Have added Ben Fong-Torres’s The Rice Room to my book recommendations page. One of the best and most unique Chinese American personal histories I’ve read.
As is often the case, let me know if you want to borrow, because I own the book.
[This post was imported on 4/10/14 from my old blog at satsumabug.livejournal.com. My old book review webpage is no longer up, but I’ve pasted the text of my review below.]
I bought this book while writing my senior thesis, because it sounded interesting and because I thought Fong-Torres’s recollections of life in a Chinatown restaurant family might yield some insights for my paper. After finding that his Chinatown was Oakland, not San Francisco, and that his father’s restaurant career took place after my time period, I put the book on my “to-read” shelf and didn’t look at it again until today, when I was eating dinner and wanted something to read. Now I’ve stayed up past my bedtime to finish it. I’d become disillusioned with Chinese American memoirs previously because they all started to sound the same, but this book is evidence that it’s possible to treat the subject of growing up both Chinese and American in a fresh and very individual way while retaining that spirit of candid reflection that makes autobiographies so endearing and moving.

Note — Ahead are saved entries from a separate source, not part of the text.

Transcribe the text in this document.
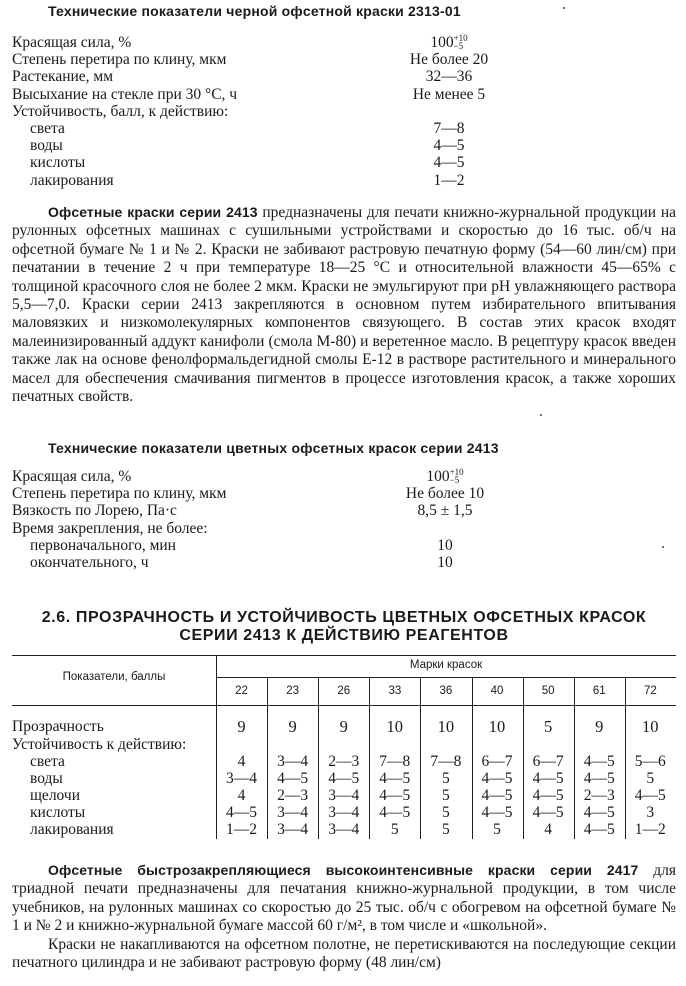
Технические показатели черной офсетной краски 2313-01
Красящая сила, %	100 +10
−5
Степень перетира по клину, мкм	Не более 20
Растекание, мм	32—36
Высыхание на стекле при 30 °С, ч	Не менее 5
Устойчивость, балл, к действию:
света	7—8
воды	4—5
кислоты	4—5
лакирования	1—2

Офсетные краски серии 2413 предназначены для печати книжно-журнальной продукции на рулонных офсетных машинах с сушильными устройствами и скоростью до 16 тыс. об/ч на офсетной бумаге № 1 и № 2. Краски не забивают растровую печатную форму (54—60 лин/см) при печатании в течение 2 ч при температуре 18—25 °С и относительной влажности 45—65% с толщиной красочного слоя не более 2 мкм. Краски не эмульгируют при рН увлажняющего раствора 5,5—7,0. Краски серии 2413 закрепляются в основном путем избирательного впитывания маловязких и низкомолекулярных компонентов связующего. В состав этих красок входят малеинизированный аддукт канифоли (смола М-80) и веретенное масло. В рецептуру красок введен также лак на основе фенолформальдегидной смолы Е-12 в растворе растительного и минерального масел для обеспечения смачивания пигментов в процессе изготовления красок, а также хороших печатных свойств.

Технические показатели цветных офсетных красок серии 2413
Красящая сила, %	100 +10
−5
Степень перетира по клину, мкм	Не более 10
Вязкость по Лорею, Па·с	8,5 ± 1,5
Время закрепления, не более:
первоначального, мин	10
окончательного, ч	10
2.6. ПРОЗРАЧНОСТЬ И УСТОЙЧИВОСТЬ ЦВЕТНЫХ ОФСЕТНЫХ КРАСОК
СЕРИИ 2413 К ДЕЙСТВИЮ РЕАГЕНТОВ
Показатели, баллы
Марки красок
22	23	26	33	36	40	50	61	72
Прозрачность	9	9	9	10	10	10	5	9	10
Устойчивость к действию:
света	4	3—4	2—3	7—8	7—8	6—7	6—7	4—5	5—6
воды	3—4	4—5	4—5	4—5	5	4—5	4—5	4—5	5
щелочи	4	2—3	3—4	4—5	5	4—5	4—5	2—3	4—5
кислоты	4—5	3—4	3—4	4—5	5	4—5	4—5	4—5	3
лакирования	1—2	3—4	3—4	5	5	5	4	4—5	1—2

Офсетные быстрозакрепляющиеся высокоинтенсивные краски серии 2417 для триадной печати предназначены для печатания книжно-журнальной продукции, в том числе учебников, на рулонных машинах со скоростью до 25 тыс. об/ч с обогревом на офсетной бумаге № 1 и № 2 и книжно-журнальной бумаге массой 60 г/м², в том числе и «школьной».

Краски не накапливаются на офсетном полотне, не перетискиваются на последующие секции печатного цилиндра и не забивают растровую форму (48 лин/см)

Classification: This is a very quick read, but has a lot of poignant sadness to it, especially toward the end, so keep that in mind while reading. It’s an especially beautiful work if Chinese American issues resonate with you, but you don’t have to actually be Chinese American to get something out of this book. If you’re at all interested in the history of the 1960s and 70s in the Bay Area, or in the history of rock and roll, this book provides a fascinating firsthand account into both of those experiences. Or, even if you just like personal histories, this will appeal to you.